Bab 5

1 1 0
                                    

Lengang beberapa saat. Sebelum Sastra memulai percakapan.

"Aku dengar, sekolahmu ada acara pensi ya?"

Aku hanya mengangguk sebagai jawaban. Demi apapun, aku bingung harus berbuat apa. Apa yang harus aku katakan. Seumur hidupku belum pernah mengobrol dengan orang yang baru ku kenal.

"Bagaimana tadi sekolahnya?" tanya Sastra lagi.
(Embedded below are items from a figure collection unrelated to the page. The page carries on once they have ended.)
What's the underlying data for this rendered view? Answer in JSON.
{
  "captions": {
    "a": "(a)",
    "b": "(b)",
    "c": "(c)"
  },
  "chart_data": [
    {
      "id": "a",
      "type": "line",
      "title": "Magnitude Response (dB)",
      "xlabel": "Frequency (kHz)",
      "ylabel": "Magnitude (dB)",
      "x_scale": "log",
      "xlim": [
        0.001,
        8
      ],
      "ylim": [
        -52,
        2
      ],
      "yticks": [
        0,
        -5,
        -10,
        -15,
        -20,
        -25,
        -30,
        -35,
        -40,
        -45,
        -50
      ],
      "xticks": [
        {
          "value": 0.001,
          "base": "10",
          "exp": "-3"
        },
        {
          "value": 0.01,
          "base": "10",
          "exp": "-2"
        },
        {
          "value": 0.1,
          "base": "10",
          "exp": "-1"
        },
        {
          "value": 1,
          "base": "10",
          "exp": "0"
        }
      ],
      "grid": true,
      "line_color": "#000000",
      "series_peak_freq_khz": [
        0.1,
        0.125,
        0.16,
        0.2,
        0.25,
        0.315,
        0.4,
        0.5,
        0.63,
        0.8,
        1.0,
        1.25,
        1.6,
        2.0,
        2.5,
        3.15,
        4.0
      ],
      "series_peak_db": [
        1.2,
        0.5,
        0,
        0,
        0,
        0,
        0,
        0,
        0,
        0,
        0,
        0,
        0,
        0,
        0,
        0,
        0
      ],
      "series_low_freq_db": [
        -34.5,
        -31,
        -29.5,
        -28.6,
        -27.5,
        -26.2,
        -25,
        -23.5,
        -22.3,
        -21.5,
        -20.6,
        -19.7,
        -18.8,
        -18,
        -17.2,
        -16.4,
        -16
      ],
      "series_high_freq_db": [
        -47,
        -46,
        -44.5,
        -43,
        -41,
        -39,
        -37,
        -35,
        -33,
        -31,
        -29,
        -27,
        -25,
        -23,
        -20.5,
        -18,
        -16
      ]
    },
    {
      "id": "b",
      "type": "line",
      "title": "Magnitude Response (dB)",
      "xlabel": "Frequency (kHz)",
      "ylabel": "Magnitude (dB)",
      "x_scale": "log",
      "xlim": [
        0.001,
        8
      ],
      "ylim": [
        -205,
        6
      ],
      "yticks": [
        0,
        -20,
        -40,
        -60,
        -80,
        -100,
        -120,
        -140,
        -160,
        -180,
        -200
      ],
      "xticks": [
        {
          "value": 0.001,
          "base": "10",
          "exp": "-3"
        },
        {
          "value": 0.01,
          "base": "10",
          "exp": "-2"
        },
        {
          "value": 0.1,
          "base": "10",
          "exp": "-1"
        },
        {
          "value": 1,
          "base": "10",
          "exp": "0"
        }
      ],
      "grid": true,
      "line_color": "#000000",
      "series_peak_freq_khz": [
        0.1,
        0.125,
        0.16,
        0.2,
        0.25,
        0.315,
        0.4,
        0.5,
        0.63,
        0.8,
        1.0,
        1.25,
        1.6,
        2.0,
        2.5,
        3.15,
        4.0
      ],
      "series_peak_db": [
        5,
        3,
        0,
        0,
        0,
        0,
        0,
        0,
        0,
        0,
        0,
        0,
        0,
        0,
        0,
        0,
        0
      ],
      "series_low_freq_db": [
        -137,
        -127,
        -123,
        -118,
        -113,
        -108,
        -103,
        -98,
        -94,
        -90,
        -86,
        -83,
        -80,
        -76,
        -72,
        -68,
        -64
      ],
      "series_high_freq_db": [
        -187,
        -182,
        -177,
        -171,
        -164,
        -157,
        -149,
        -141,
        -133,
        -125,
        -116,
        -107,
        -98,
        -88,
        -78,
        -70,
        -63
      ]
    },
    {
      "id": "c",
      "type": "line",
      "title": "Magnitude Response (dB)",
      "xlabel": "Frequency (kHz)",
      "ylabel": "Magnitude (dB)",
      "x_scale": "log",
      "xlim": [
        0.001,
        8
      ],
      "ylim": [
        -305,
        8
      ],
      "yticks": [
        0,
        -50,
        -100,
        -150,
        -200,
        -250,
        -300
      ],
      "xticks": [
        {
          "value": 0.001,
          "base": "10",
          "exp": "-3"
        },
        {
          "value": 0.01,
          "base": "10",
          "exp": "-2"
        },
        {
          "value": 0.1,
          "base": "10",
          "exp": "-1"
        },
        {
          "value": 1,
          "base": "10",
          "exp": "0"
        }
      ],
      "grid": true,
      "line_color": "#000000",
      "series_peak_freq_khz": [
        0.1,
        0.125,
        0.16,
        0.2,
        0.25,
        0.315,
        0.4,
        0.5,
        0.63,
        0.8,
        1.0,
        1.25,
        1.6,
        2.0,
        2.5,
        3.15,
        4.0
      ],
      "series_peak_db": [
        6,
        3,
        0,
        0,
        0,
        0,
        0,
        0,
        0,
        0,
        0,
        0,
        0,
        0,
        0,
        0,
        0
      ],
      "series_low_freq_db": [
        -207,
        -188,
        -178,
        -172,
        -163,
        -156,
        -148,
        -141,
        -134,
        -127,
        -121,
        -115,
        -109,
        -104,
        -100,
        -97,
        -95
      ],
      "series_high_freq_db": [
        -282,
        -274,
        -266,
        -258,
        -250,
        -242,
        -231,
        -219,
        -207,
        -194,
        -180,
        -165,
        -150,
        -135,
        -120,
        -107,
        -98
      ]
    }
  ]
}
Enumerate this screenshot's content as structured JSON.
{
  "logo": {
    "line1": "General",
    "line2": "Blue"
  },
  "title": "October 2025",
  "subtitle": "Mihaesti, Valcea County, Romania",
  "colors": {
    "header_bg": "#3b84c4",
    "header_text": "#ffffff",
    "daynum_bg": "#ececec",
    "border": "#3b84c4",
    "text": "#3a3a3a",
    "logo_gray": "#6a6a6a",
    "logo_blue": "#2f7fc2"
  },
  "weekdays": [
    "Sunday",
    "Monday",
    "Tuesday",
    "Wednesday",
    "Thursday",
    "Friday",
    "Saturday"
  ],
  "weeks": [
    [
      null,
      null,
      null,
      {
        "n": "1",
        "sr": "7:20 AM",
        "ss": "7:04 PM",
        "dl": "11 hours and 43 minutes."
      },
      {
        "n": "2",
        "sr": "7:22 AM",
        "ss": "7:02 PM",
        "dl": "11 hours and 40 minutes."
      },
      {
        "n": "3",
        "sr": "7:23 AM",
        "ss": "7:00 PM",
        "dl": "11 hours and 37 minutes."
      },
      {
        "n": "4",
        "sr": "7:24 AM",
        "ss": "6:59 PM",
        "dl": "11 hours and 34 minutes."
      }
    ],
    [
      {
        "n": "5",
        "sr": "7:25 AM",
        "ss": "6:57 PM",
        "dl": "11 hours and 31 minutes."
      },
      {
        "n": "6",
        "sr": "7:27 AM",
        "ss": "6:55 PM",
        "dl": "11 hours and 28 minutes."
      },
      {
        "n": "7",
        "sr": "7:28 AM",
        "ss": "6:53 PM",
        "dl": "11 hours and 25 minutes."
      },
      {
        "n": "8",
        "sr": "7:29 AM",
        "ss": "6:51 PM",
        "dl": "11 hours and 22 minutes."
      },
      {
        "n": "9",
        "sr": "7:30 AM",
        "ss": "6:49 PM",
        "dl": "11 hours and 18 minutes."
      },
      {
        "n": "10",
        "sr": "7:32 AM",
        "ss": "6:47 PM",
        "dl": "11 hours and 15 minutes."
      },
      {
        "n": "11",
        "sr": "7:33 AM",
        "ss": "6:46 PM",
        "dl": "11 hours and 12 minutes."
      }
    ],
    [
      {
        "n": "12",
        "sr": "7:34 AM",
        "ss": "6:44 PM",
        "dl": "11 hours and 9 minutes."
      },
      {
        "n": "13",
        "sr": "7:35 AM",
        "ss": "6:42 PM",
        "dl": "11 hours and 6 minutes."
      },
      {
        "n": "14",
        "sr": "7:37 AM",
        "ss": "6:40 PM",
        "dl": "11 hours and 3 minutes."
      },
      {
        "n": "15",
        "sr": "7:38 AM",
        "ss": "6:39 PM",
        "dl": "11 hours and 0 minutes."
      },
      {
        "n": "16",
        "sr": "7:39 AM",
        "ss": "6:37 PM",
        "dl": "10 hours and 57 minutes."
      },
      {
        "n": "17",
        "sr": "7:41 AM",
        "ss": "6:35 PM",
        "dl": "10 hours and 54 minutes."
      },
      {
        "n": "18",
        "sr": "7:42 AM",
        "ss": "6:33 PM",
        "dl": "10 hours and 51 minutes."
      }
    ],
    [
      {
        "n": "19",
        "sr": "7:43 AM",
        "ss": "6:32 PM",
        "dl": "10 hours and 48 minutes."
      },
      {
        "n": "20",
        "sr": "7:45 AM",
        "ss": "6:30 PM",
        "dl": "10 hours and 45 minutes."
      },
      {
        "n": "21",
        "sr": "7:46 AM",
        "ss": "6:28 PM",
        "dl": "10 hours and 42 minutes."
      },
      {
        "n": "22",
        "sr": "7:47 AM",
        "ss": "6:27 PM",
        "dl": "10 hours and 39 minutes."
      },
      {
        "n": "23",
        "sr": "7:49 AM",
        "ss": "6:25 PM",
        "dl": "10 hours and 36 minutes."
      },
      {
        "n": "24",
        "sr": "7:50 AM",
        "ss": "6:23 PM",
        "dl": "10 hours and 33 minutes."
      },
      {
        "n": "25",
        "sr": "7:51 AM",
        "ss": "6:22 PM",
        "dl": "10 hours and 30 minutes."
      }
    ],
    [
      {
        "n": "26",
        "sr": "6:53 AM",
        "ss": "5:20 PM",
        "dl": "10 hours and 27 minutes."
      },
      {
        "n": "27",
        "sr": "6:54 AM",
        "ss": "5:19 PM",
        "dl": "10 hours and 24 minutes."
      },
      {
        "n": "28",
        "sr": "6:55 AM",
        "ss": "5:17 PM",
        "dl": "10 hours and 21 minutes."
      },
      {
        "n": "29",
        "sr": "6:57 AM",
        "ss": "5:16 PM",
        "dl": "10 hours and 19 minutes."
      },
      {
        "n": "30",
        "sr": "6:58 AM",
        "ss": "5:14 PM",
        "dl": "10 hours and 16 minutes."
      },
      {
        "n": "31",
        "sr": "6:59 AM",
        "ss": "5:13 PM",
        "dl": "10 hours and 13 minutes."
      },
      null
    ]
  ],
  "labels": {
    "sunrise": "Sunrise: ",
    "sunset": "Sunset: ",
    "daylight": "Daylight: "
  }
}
"Seperti biasa, nggak ada yang menarik." jawabku singkat

"Kamu suka sesuatu yang menarik, Mey?"

"Nggak juga, aku lebih suka hal hal yang buat aku semangat aja. Bukan berarti semua hal yang menarik aku suka." aku menyeruput kembali kopi yang sudah hangat-hangat kuku.

"Tapi kamu menarik buatku, Mey?"

"Iya. Eh?"

Suasananya semakin canggung sekarang. Aku harap ada pengamen yang bisa mengalihkan pandanganku namun itu mustahil. Aku menyandang tas bersiap untuk pergi.

"Boleh aku pulang sekarang? Sudah mau malam, takut mama khawatir."

"Aku antar." katanya.

"Nggak usah, aku bisa sendiri, masih ada angkot juga jam segini."

"Hati-hati dijalan." Sastra tersenyum.

Aku melangkah pergi keluar cafe, langit sudah gelap tanda akan hujan turun. Aku menyebrang bersamaan dengan beberapa orang yang hendak menyebrang juga.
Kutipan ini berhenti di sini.